Question

look at the system of inequalities.
$x + y \leq 2$
$2x + y \geq -7$
$x - y \leq 10$
$x - y \geq 4$
the solution set is the quadrilateral region where all the inequalities are true.
what are the vertices of that quadrilateral region?
$(\square, \square)$
$(\square, \square)$
$(\square, \square)$
$(\square, \square)$

Explanation:

To find the vertices of the quadrilateral region defined by the system of inequalities, we need to find the intersection points of the boundary lines of each pair of inequalities. The boundary lines are:

1. \( x + y = 2 \)
2. \( 2x + y = -7 \)
3. \( x - y = 10 \)
4. \( x - y = 4 \)

We will solve the following systems of equations to find the intersection points:

Step 1: Intersection of \( x + y = 2 \) and \( x - y = 4 \)

Add the two equations:
\[

$$\begin{align*} (x + y) + (x - y) &= 2 + 4 \\ 2x &= 6 \\ x &= 3 \end{align*}$$

\]
Substitute \( x = 3 \) into \( x + y = 2 \):
\[
3 + y = 2 \implies y = -1
\]
So, the intersection point is \( (3, -1) \).
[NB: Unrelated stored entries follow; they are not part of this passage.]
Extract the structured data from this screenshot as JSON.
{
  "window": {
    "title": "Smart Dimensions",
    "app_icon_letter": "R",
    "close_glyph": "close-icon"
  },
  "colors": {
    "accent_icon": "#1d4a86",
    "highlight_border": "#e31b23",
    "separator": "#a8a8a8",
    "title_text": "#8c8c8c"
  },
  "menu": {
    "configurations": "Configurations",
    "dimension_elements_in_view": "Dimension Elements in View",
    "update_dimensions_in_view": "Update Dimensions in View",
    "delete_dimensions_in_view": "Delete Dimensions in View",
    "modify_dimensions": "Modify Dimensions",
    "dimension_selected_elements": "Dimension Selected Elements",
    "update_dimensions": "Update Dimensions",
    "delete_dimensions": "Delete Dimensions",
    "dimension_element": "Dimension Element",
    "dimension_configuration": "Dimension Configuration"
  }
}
Step 2: Intersection of \( x + y = 2 \) and \( x - y = 10 \)

Add the two equations:
\[

$$\begin{align*} (x + y) + (x - y) &= 2 + 10 \\ 2x &= 12 \\ x &= 6 \end{align*}$$

\]
Substitute \( x = 6 \) into \( x + y = 2 \):
\[
6 + y = 2 \implies y = -4
\]
So, the intersection point is \( (6, -4) \).
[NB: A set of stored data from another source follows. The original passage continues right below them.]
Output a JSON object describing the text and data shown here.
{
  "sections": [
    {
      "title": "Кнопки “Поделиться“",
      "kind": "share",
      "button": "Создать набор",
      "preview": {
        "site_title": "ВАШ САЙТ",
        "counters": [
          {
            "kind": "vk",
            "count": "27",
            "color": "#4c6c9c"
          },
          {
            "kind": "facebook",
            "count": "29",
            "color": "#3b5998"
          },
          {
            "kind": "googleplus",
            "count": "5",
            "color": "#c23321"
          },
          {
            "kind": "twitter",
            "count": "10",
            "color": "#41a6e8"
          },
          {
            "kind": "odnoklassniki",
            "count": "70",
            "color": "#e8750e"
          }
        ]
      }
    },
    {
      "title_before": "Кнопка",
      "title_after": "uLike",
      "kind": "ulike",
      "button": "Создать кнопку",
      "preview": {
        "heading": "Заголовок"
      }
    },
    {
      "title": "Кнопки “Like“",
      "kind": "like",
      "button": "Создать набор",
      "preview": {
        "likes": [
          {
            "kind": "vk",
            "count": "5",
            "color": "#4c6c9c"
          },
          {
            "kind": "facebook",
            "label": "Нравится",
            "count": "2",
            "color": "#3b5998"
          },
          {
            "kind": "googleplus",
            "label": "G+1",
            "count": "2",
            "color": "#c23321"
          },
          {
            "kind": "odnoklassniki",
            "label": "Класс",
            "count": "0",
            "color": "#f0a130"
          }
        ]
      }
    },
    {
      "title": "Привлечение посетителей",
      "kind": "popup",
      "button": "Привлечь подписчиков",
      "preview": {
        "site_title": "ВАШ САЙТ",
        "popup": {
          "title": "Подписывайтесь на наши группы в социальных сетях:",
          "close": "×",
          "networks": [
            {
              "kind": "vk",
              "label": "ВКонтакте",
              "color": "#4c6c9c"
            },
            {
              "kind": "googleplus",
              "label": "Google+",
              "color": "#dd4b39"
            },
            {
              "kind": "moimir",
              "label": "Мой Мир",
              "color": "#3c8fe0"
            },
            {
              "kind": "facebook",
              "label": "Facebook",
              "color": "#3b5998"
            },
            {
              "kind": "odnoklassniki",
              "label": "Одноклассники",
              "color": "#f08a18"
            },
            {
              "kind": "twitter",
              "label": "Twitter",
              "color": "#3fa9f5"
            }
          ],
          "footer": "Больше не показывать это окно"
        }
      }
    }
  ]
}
Step 3: Intersection of \( 2x + y = -7 \) and \( x - y = 10 \)

Add the two equations:
\[

$$\begin{align*} (2x + y) + (x - y) &= -7 + 10 \\ 3x &= 3 \\ x &= 1 \end{align*}$$

\]
Substitute \( x = 1 \) into \( x - y = 10 \):
\[
1 - y = 10 \implies y = -9
\]
So, the intersection point is \( (1, -9) \).
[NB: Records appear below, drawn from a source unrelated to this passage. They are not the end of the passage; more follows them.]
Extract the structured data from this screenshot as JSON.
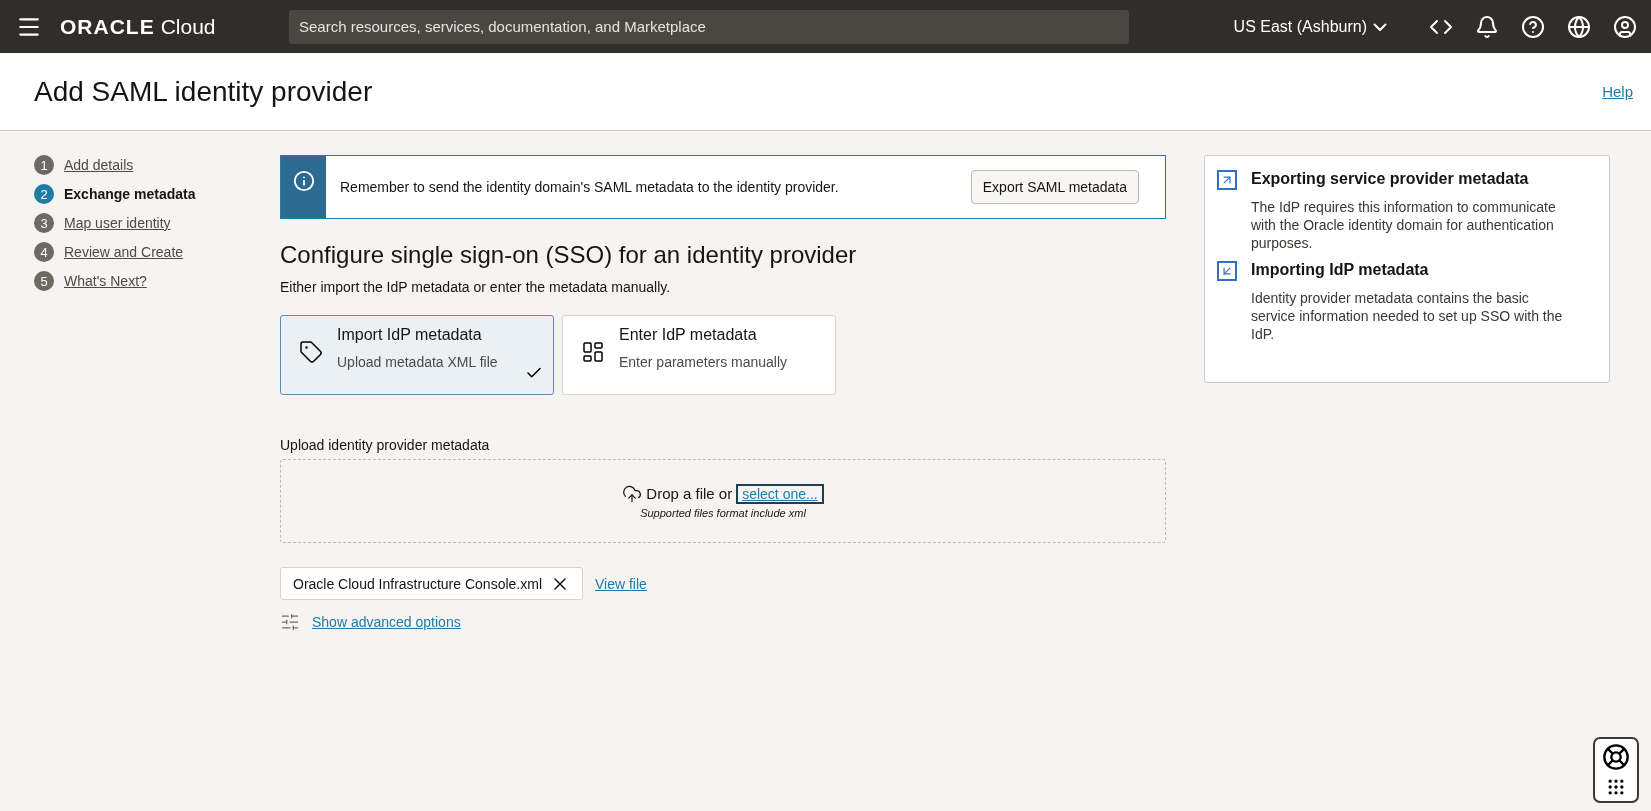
{
  "header": {
    "brand": "ORACLE",
    "product": "Cloud",
    "search": {
      "placeholder": "Search resources, services, documentation, and Marketplace"
    },
    "region": "US East (Ashburn)"
  },
  "page": {
    "title": "Add SAML identity provider",
    "help": "Help"
  },
  "steps": [
    {
      "number": "1",
      "label": "Add details",
      "selected": false
    },
    {
      "number": "2",
      "label": "Exchange metadata",
      "selected": true
    },
    {
      "number": "3",
      "label": "Map user identity",
      "selected": false
    },
    {
      "number": "4",
      "label": "Review and Create",
      "selected": false
    },
    {
      "number": "5",
      "label": "What's Next?",
      "selected": false
    }
  ],
  "banner": {
    "text": "Remember to send the identity domain's SAML metadata to the identity provider.",
    "button": "Export SAML metadata"
  },
  "section": {
    "title": "Configure single sign-on (SSO) for an identity provider",
    "subtitle": "Either import the IdP metadata or enter the metadata manually."
  },
  "options": [
    {
      "kind": "import",
      "title": "Import IdP metadata",
      "description": "Upload metadata XML file",
      "selected": true
    },
    {
      "kind": "enter",
      "title": "Enter IdP metadata",
      "description": "Enter parameters manually",
      "selected": false
    }
  ],
  "upload": {
    "label": "Upload identity provider metadata",
    "drop_text": "Drop a file or",
    "link": "select one...",
    "hint": "Supported files format include xml"
  },
  "file": {
    "name": "Oracle Cloud Infrastructure Console.xml",
    "view": "View file"
  },
  "advanced": "Show advanced options",
  "help_panel": [
    {
      "kind": "export",
      "title": "Exporting service provider metadata",
      "text": "The IdP requires this information to communicate with the Oracle identity domain for authentication purposes."
    },
    {
      "kind": "import",
      "title": "Importing IdP metadata",
      "text": "Identity provider metadata contains the basic service information needed to set up SSO with the IdP."
    }
  ]
}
Step 4: Intersection of \( 2x + y = -7 \) and \( x - y = 4 \)

Add the two equations:
\[

$$\begin{align*} (2x + y) + (x - y) &= -7 + 4 \\ 3x &= -3 \\ x &= -1 \end{align*}$$

\]
Substitute \( x = -1 \) into \( x - y = 4 \):
\[
-1 - y = 4 \implies y = -5
\]
So, the intersection point is \( (-1, -5) \).

Answer:

The vertices of the quadrilateral region are:
\( (3, -1) \)
\( (6, -4) \)
\( (1, -9) \)
\( (-1, -5) \)